Chicken adobo is the quintessential Filipino dish. I think this was the very first dish my mother every taught me to cook on my own. It’s simple to prepare. Because the more common recipe for Adobo is so easy, our family had this dish served up regularly. Once this dish is simmering in a pot, it can cook on it’s own. It’s one of those one-pot meals that mom’s love to make. And, when you’re cooking Adobo, there is no way you can get away from the aroma of simmering chicken, soy sauce and vinegar. Over the years, I have tried out different ways to “perfect” my chicken adobo recipe. I think I have succeeded. For now, I will share this easy version. But, I have several more. Look for them in other posts!

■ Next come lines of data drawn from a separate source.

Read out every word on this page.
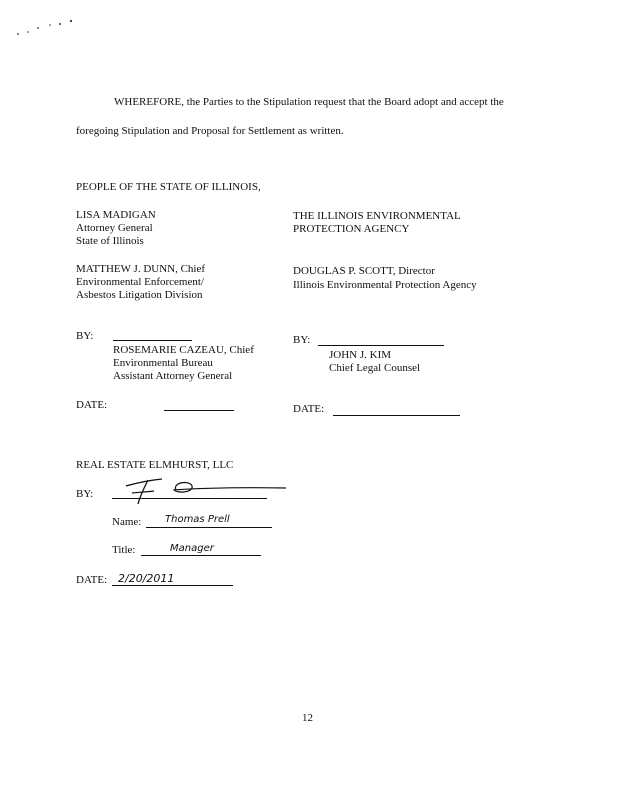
WHEREFORE, the Parties to the Stipulation request that the Board adopt and accept the
foregoing Stipulation and Proposal for Settlement as written.
PEOPLE OF THE STATE OF ILLINOIS,
LISA MADIGAN
Attorney General
State of Illinois
MATTHEW J. DUNN, Chief
Environmental Enforcement/
Asbestos Litigation Division
BY:
ROSEMARIE CAZEAU, Chief
Environmental Bureau
Assistant Attorney General
DATE:
THE ILLINOIS ENVIRONMENTAL
PROTECTION AGENCY
DOUGLAS P. SCOTT, Director
Illinois Environmental Protection Agency
BY:
JOHN J. KIM
Chief Legal Counsel
DATE:
REAL ESTATE ELMHURST, LLC
BY:
Name: Thomas Prell
Title:	Manager
DATE: 2/20/2011
12
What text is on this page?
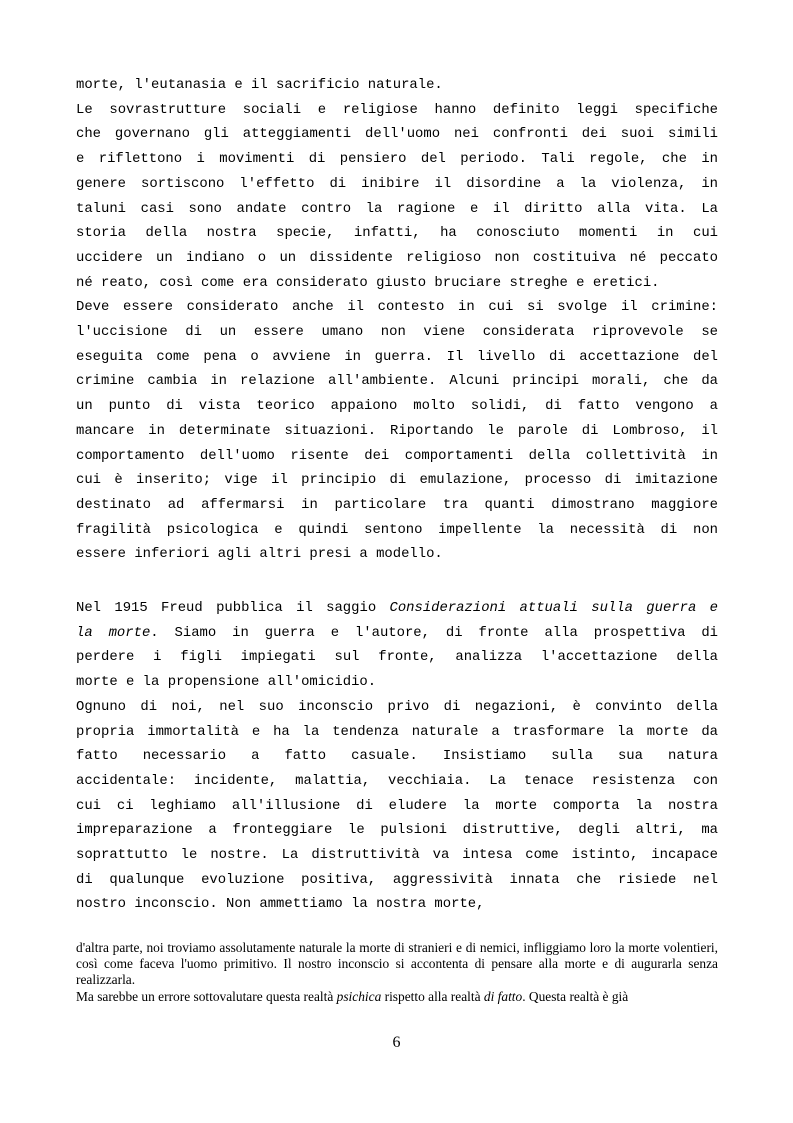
morte, l'eutanasia e il sacrificio naturale.
Le sovrastrutture sociali e religiose hanno definito leggi specifiche
che governano gli atteggiamenti dell'uomo nei confronti dei suoi simili
e riflettono i movimenti di pensiero del periodo. Tali regole, che in
genere sortiscono l'effetto di inibire il disordine a la violenza, in
taluni casi sono andate contro la ragione e il diritto alla vita. La
storia della nostra specie, infatti, ha conosciuto momenti in cui
uccidere un indiano o un dissidente religioso non costituiva né peccato
né reato, così come era considerato giusto bruciare streghe e eretici.
Deve essere considerato anche il contesto in cui si svolge il crimine:
l'uccisione di un essere umano non viene considerata riprovevole se
eseguita come pena o avviene in guerra. Il livello di accettazione del
crimine cambia in relazione all'ambiente. Alcuni principi morali, che da
un punto di vista teorico appaiono molto solidi, di fatto vengono a
mancare in determinate situazioni. Riportando le parole di Lombroso, il
comportamento dell'uomo risente dei comportamenti della collettività in
cui è inserito; vige il principio di emulazione, processo di imitazione
destinato ad affermarsi in particolare tra quanti dimostrano maggiore
fragilità psicologica e quindi sentono impellente la necessità di non
essere inferiori agli altri presi a modello.
Nel 1915 Freud pubblica il saggio Considerazioni attuali sulla guerra e
la morte. Siamo in guerra e l'autore, di fronte alla prospettiva di
perdere i figli impiegati sul fronte, analizza l'accettazione della
morte e la propensione all'omicidio.
Ognuno di noi, nel suo inconscio privo di negazioni, è convinto della
propria immortalità e ha la tendenza naturale a trasformare la morte da
fatto necessario a fatto casuale. Insistiamo sulla sua natura
accidentale: incidente, malattia, vecchiaia. La tenace resistenza con
cui ci leghiamo all'illusione di eludere la morte comporta la nostra
impreparazione a fronteggiare le pulsioni distruttive, degli altri, ma
soprattutto le nostre. La distruttività va intesa come istinto, incapace
di qualunque evoluzione positiva, aggressività innata che risiede nel
nostro inconscio. Non ammettiamo la nostra morte,

d'altra parte, noi troviamo assolutamente naturale la morte di stranieri e di nemici, infliggiamo loro la morte volentieri, così come faceva l'uomo primitivo. Il nostro inconscio si accontenta di pensare alla morte e di augurarla senza realizzarla.

Ma sarebbe un errore sottovalutare questa realtà psichica rispetto alla realtà di fatto. Questa realtà è già

6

- 1 whole chicken, cut into pieces
- 1 large onion, quartered and sliced
- 3 garlic cloves, crushed
- 1/3 cup white vinegar
- 2/3 cup low sodium soy sauce
- 1 tablespoon garlic powder
- 1 tablespoon black peppercorns
- 3 bay leaf
Combine all ingredients in a large pot. Bring to boil, then lower heat. Cover and let simmer for 30 minutes, stirring occasionally. Uncover and simmer until sauce is reduced and thickened, and chicken is tender, about 20 more minutes. Serve with steamed rice.